Crohn’s disease patients with deep ulcerations involving a large part of a colonic segment had a 5–6-fold higher risk of needing a colectomy (and, therefore, sometimes also needing an ostomy) compared with patients without such lesions who were equally clinically active [9]. In that study, the occurrence of severe endoscopic lesions resulted in being a risk factor for surgery at least as important as experiencing severe clinical activity (defined by a Crohn’s disease activity index (CDAI) of greater than 288 points) or in being undertreated (defined by the absence of immunosuppressive treatment in the follow-up) [9].

Severe ulcerative colitis patients with severe endoscopic lesions were at a significantly higher risk of non-response to steroid treatment, leading to a 40-fold increase in the risk of urgent colectomy in a no-rescue treatment era [10]. Carbonnel and colleagues identified four types of severe lesions associated with a high risk of non-response to medical treatments, irrespective of exhibiting similar clinical activity:

• Deep and extensive ulcerations, bounded by swollen mucosa;
• Mucosal detachment, which can be demonstrated by inserting the biopsy forceps under the edge of the ulceration;
• Well-like ulcerations, visible as very deep ulcerations with a small diameter;
• Large mucosal abrasions, formed by the junction of several deep ulcerations.

In addition to the paper stating the efficacy of steroids in lowering the mortality of severe ulcerative colitis [18], there was an endoscopic observation of the effective drug’s healing effects.

When Crohn’s disease patients, usually in clinical remission (generally speaking, asymptomatic), are evaluated via early colonoscopy as early as 1 year after surgery, the severity of endoscopic lesions is highly associated with different risks of long-term clinical (and surgical) recurrence [11]. The Rutgeerts criteria for post-surgical recurrence, well replicated in several later studies, allow for the subgrouping of patients with remarkably different disease recurrence risks at 5 years [11]:

• Patients with no recurrent lesions in the neoterminal ileum (i0; see Figure 1A) and those with up to five aphthous lesions in the neoterminal ileum (i1) had a clinical recurrence risk of 10% at 8 years;
• Patients with more than five aphthous lesions in the neoterminal ileum with a normal mucosa between them, or with ulcers isolated from the anastomotic line (<1 cm), classified as i2, had a clinical recurrence risk of 40% at 5 years;
• Patients with diffuse aphthous ileitis, with diffusely inflamed mucosa in between aphthae (classified as i3; see Figure 1B), had a clinical recurrence risk of 80% at 6 years;
• Finally, patients with diffuse inflammation with already larger ulcers, nodules, and/or lumen narrowing (classified as i4; see Figure 1C) had a clinical recurrence risk of 100% at 4 years.

Therefore, early endoscopic lesions (detected 3–12 months after surgery) in asymptomatic patients allow for a reliable categorization of the subsequent individual risk of clinical relapse if the disease is not treated. Only i0 and i1 patients are likely to not relapse.
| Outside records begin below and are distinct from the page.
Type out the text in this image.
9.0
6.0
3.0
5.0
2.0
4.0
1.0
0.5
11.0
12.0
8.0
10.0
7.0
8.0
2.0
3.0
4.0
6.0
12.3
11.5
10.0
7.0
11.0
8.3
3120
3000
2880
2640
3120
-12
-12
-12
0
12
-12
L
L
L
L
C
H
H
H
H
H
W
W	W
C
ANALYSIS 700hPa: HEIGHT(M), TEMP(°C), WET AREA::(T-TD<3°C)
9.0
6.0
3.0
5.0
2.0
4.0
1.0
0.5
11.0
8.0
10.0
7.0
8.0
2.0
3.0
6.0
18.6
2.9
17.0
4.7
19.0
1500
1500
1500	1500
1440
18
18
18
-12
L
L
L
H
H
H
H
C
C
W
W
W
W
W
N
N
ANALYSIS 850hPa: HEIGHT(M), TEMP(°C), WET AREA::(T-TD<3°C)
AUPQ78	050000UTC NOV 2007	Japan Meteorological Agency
However, later observation of the same endoscopic features is not prognostically relevant more than 3 years after the index surgery [19]. Therefore, one early examination is advisable to stratify the individual recurrence risk, while subsequent endoscopic examinations carry little or no prognostic value and should be performed only for clinical practice, cancer surveillance, or study purposes.
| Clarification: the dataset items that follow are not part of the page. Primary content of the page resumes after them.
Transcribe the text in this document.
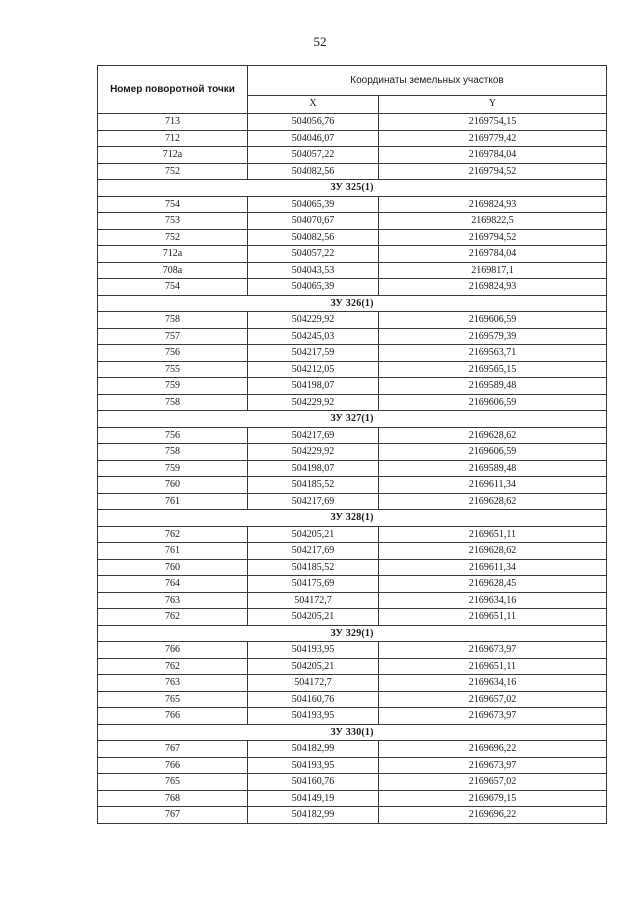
52
Номер поворотной точки	Координаты земельных участков	
	X	Y
713	504056,76	2169754,15
712	504046,07	2169779,42
712а	504057,22	2169784,04
752	504082,56	2169794,52
ЗУ 325(1)		
754	504065,39	2169824,93
753	504070,67	2169822,5
752	504082,56	2169794,52
712а	504057,22	2169784,04
708а	504043,53	2169817,1
754	504065,39	2169824,93
ЗУ 326(1)		
758	504229,92	2169606,59
757	504245,03	2169579,39
756	504217,59	2169563,71
755	504212,05	2169565,15
759	504198,07	2169589,48
758	504229,92	2169606,59
ЗУ 327(1)		
756	504217,69	2169628,62
758	504229,92	2169606,59
759	504198,07	2169589,48
760	504185,52	2169611,34
761	504217,69	2169628,62
ЗУ 328(1)		
762	504205,21	2169651,11
761	504217,69	2169628,62
760	504185,52	2169611,34
764	504175,69	2169628,45
763	504172,7	2169634,16
762	504205,21	2169651,11
ЗУ 329(1)		
766	504193,95	2169673,97
762	504205,21	2169651,11
763	504172,7	2169634,16
765	504160,76	2169657,02
766	504193,95	2169673,97
ЗУ 330(1)		
767	504182,99	2169696,22
766	504193,95	2169673,97
765	504160,76	2169657,02
768	504149,19	2169679,15
767	504182,99	2169696,22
Moreover, the prognostic relevance of the Rutgeerts score was developed and confirmed only for ‘curative’ ileocolonic resections, and the score should not be used for other resections (e.g., purely ileal, jejunal, or colonic resections) or if strictureplasties are carried out instead of resections.
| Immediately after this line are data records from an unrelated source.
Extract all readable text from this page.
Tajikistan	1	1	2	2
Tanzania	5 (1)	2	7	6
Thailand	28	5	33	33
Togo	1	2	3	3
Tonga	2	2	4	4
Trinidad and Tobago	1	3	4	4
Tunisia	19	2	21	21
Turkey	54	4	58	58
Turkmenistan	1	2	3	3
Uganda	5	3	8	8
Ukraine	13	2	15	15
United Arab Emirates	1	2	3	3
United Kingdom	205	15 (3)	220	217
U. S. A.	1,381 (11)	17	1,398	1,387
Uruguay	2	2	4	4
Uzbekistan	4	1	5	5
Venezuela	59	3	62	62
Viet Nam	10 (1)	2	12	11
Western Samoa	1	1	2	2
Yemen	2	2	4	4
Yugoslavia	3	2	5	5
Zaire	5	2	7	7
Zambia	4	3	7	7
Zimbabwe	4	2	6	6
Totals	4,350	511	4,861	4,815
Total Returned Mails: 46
Another issue regarding the current use and adaptation of the original Rutgeerts score [11] concerns the different shapes of ileocolonic anastomoses; the original score was developed and validated based on end-to-end enteral anastomoses, which were commonly carried out in the 1980s and 1990s. Later on, the surgical techniques and machinery evolved, and to reduce the risks of recurrence, surgeons developed new shapes with larger anastomotic lines, usually based on the side-to-side technique and its variations. The current understanding is that, regardless of the shape of the anastomosis, there is a hierarchy of lesions that recur after curative ileocolonic resection; lesions occurring in the neoterminal ileum, at the ileal inlet, or in the ileal body are more likely to be prognostically relevant compared with lesions limited to the anastomotic line (which are more likely to be ischemic due to the suturing process and, therefore, less evolutive) or to the ileal or colonic blind loop (which are more likely to be due to bacterial overgrowth and are unlikely to affect anastomotic patency) [20]. Meanwhile, the new anastomotic shaper requires special attention from the endoscopist and the clinician to correctly assign lesions to their correct anatomical locations and determine their real prognostic meanings (Figure 2) [20].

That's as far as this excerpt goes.